Satuan Tugas Pemberantasan Aktivitas Keuangan Ilegal (Satgas PASTI) resmi menghentikan operasional entitas ilegal Magento pada Kamis (14/5/2026) di Jakarta. Langkah tegas ini diambil setelah entitas tersebut terbukti melakukan penipuan investasi dengan mencatut nama produk milik perusahaan teknologi Amerika Serikat, Adobe Inc.
Sebagaimana dilansir dari Suara, pelaku menggunakan modus impersonasi dengan memanfaatkan nama Magento Commerce untuk meyakinkan korban di seluruh Indonesia. Masyarakat diminta melakukan setoran deposit pada akun toko di platform mereka dengan iming-iming komisi penjualan serta keuntungan berupa cashback.

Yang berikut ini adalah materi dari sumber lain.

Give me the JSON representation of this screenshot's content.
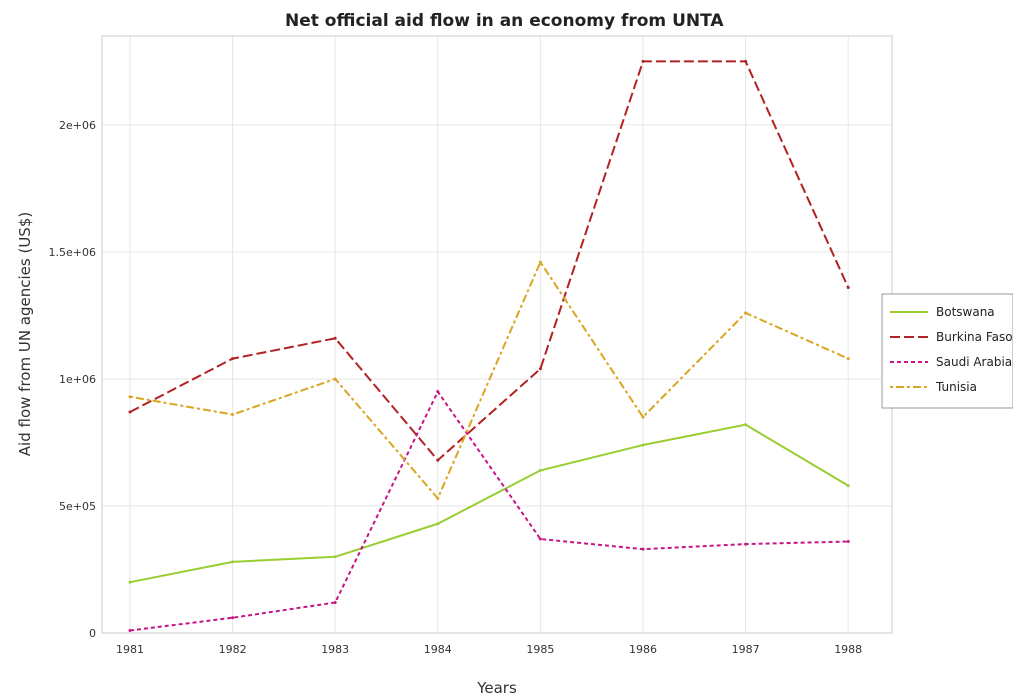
{
  "chart_data": {
    "type": "line",
    "title": "Net official aid flow in an economy from UNTA",
    "xlabel": "Years",
    "ylabel": "Aid flow from UN agencies (US$)",
    "categories": [
      "1981",
      "1982",
      "1983",
      "1984",
      "1985",
      "1986",
      "1987",
      "1988"
    ],
    "ylim": [
      0,
      2350000
    ],
    "yticks": [
      0,
      500000,
      1000000,
      1500000,
      2000000
    ],
    "ytick_labels": [
      "0",
      "5e+05",
      "1e+06",
      "1.5e+06",
      "2e+06"
    ],
    "grid": true,
    "legend_position": "right",
    "series": [
      {
        "name": "Botswana",
        "color": "#9acd32",
        "values": [
          200000,
          280000,
          300000,
          430000,
          640000,
          740000,
          820000,
          580000
        ]
      },
      {
        "name": "Burkina Faso",
        "color": "#b22222",
        "values": [
          870000,
          1080000,
          1160000,
          680000,
          1040000,
          2250000,
          2250000,
          1360000
        ]
      },
      {
        "name": "Saudi Arabia",
        "color": "#c71585",
        "values": [
          10000,
          60000,
          120000,
          950000,
          370000,
          330000,
          350000,
          360000
        ]
      },
      {
        "name": "Tunisia",
        "color": "#daa520",
        "values": [
          930000,
          860000,
          1000000,
          530000,
          1460000,
          850000,
          1260000,
          1080000
        ]
      }
    ]
  }
}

Sekretariat Satgas PASTI, Hudiyanto, menjelaskan bahwa tindakan ini merupakan upaya perlindungan finansial bagi masyarakat. Pihak Adobe Inc selaku pemilik merek dagang ditegaskan tidak pernah menawarkan program investasi apa pun kepada publik.

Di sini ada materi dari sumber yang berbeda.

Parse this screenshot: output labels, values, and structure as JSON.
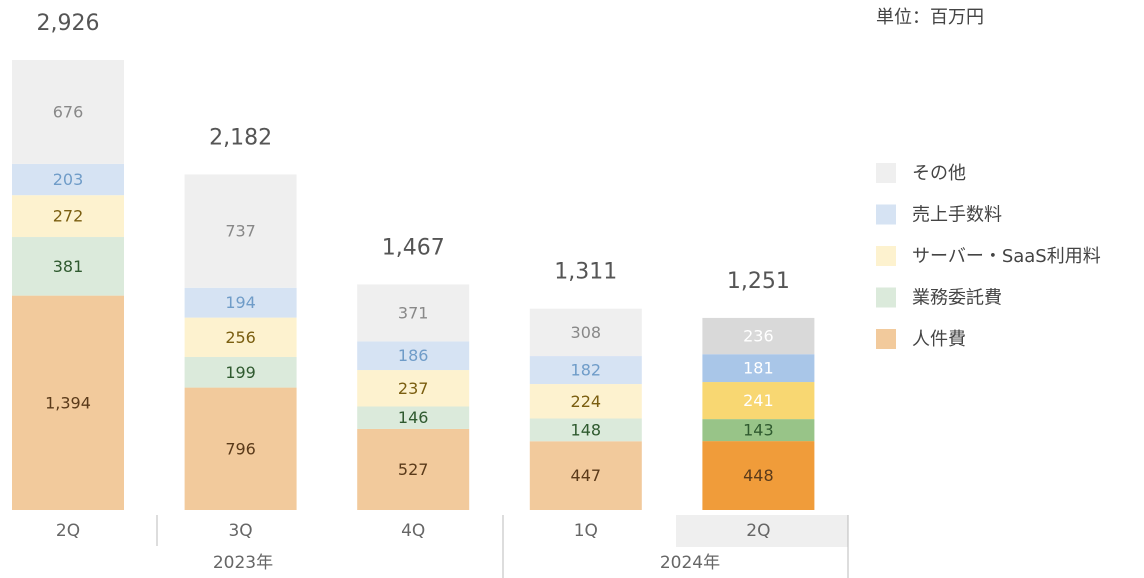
{
  "chart_data": {
    "type": "stacked_bar",
    "unit_label": "単位：百万円",
    "categories": [
      "2Q",
      "3Q",
      "4Q",
      "1Q",
      "2Q"
    ],
    "groups": [
      {
        "label": "2023年"
      },
      {
        "label": "2024年"
      }
    ],
    "totals": [
      2926,
      2182,
      1467,
      1311,
      1251
    ],
    "total_labels": [
      "2,926",
      "2,182",
      "1,467",
      "1,311",
      "1,251"
    ],
    "series": [
      {
        "name": "人件費",
        "color": "#f2ca9c",
        "highlight_color": "#f09c3a",
        "label_color": "#5a3a1a",
        "values": [
          1394,
          796,
          527,
          447,
          448
        ],
        "value_labels": [
          "1,394",
          "796",
          "527",
          "447",
          "448"
        ]
      },
      {
        "name": "業務委託費",
        "color": "#dbeadb",
        "highlight_color": "#98c488",
        "label_color": "#2f5a2f",
        "values": [
          381,
          199,
          146,
          148,
          143
        ]
      },
      {
        "name": "サーバー・SaaS利用料",
        "color": "#fdf2cf",
        "highlight_color": "#f8d772",
        "label_color": "#7a5e10",
        "values": [
          272,
          256,
          237,
          224,
          241
        ]
      },
      {
        "name": "売上手数料",
        "color": "#d6e3f3",
        "highlight_color": "#a9c6e8",
        "label_color": "#6f9cc8",
        "values": [
          203,
          194,
          186,
          182,
          181
        ]
      },
      {
        "name": "その他",
        "color": "#efefef",
        "highlight_color": "#d9d9d9",
        "label_color": "#888888",
        "values": [
          676,
          737,
          371,
          308,
          236
        ]
      }
    ]
  }
}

"Berdasarkan hasil klarifikasi dan verifikasi kami, Magento ini diketahui tidak memiliki badan hukum di Indonesia," ujar Hudiyanto dalam keterangan resminya di Jakarta, Kamis (14/5/2026).

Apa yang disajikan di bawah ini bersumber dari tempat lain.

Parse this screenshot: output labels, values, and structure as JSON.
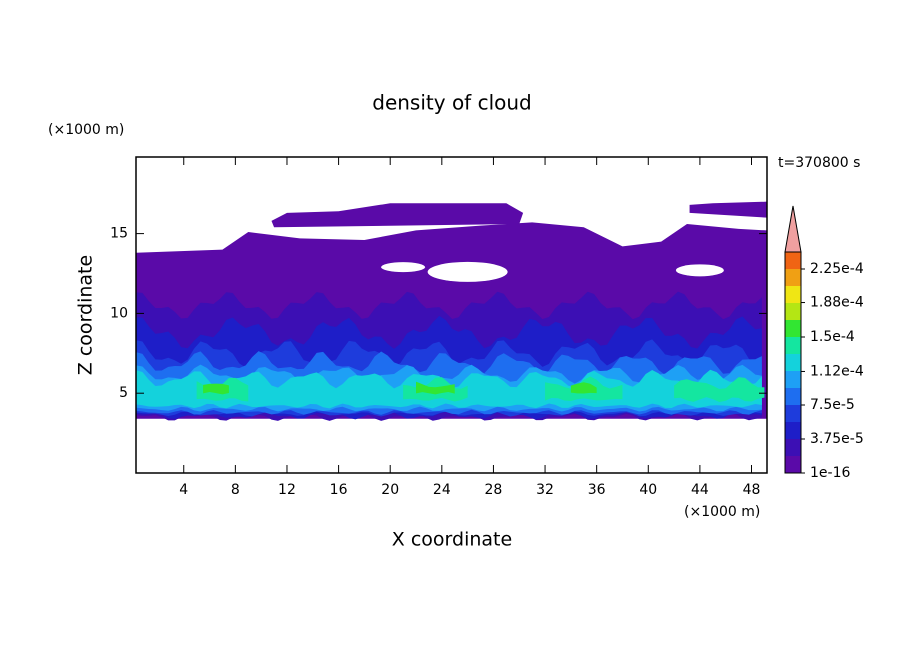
{
  "chart_data": {
    "type": "contour",
    "title": "density of cloud",
    "x_label": "X coordinate",
    "y_label": "Z coordinate",
    "x_unit": "(×1000 m)",
    "y_unit": "(×1000 m)",
    "time_label": "t=370800 s",
    "xlim": [
      0.3,
      49.2
    ],
    "xticks": [
      4,
      8,
      12,
      16,
      20,
      24,
      28,
      32,
      36,
      40,
      44,
      48
    ],
    "ylim": [
      0,
      19.8
    ],
    "yticks": [
      5,
      10,
      15
    ],
    "clim": [
      1e-16,
      0.00024375
    ],
    "colorbar_ticks": [
      {
        "value": 1e-16,
        "label": "1e-16"
      },
      {
        "value": 3.75e-05,
        "label": "3.75e-5"
      },
      {
        "value": 7.5e-05,
        "label": "7.5e-5"
      },
      {
        "value": 0.000112,
        "label": "1.12e-4"
      },
      {
        "value": 0.00015,
        "label": "1.5e-4"
      },
      {
        "value": 0.000188,
        "label": "1.88e-4"
      },
      {
        "value": 0.000225,
        "label": "2.25e-4"
      }
    ],
    "colors": [
      "#5a0aa8",
      "#3c0fb4",
      "#1e1ec8",
      "#1e3cdc",
      "#1e6ef0",
      "#1ea0f5",
      "#14d2dc",
      "#14e6a0",
      "#32e632",
      "#b4e614",
      "#f0e614",
      "#f0a014",
      "#f06414",
      "#e61e1e"
    ],
    "extend_color": "#f0a0a0"
  }
}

Berdasarkan temuan Satgas, platform yang digunakan pelaku juga tidak terdaftar sebagai Penyelenggara Sistem Elektronik (PSE) di Kementerian Komunikasi dan Digital RI. Satgas telah berkoordinasi dengan penegak hukum untuk memproses pengelola secara pidana serta memblokir akses URL terkait.
Selain kasus Magento, otoritas juga mengidentifikasi entitas lain yang menggunakan skema serupa untuk mengelabui warga. Beberapa di antaranya menyasar nama perusahaan besar lainnya untuk memberikan kesan legalitas palsu.
"Bagi masyarakat yang menemukan indikasi penawaran investasi mencurigakan atau ingin lapor investasi bodong, silakan menghubungi Kontak OJK 157 atau melalui WhatsApp di nomor 081157157157. Jika telah menjadi korban, segera lapor melalui website Indonesia Anti-Scam Centre (IASC) di iasc.ojk.go.id agar pemblokiran rekening pelaku dapat dilakukan dengan cepat," beber Hudiyanto.
Masyarakat diimbau untuk selalu melakukan pengecekan legalitas perusahaan melalui kanal resmi OJK sebelum menyetorkan sejumlah uang. Identifikasi dini terhadap tawaran keuntungan yang tidak logis menjadi kunci utama dalam menghindari kerugian akibat investasi bodong.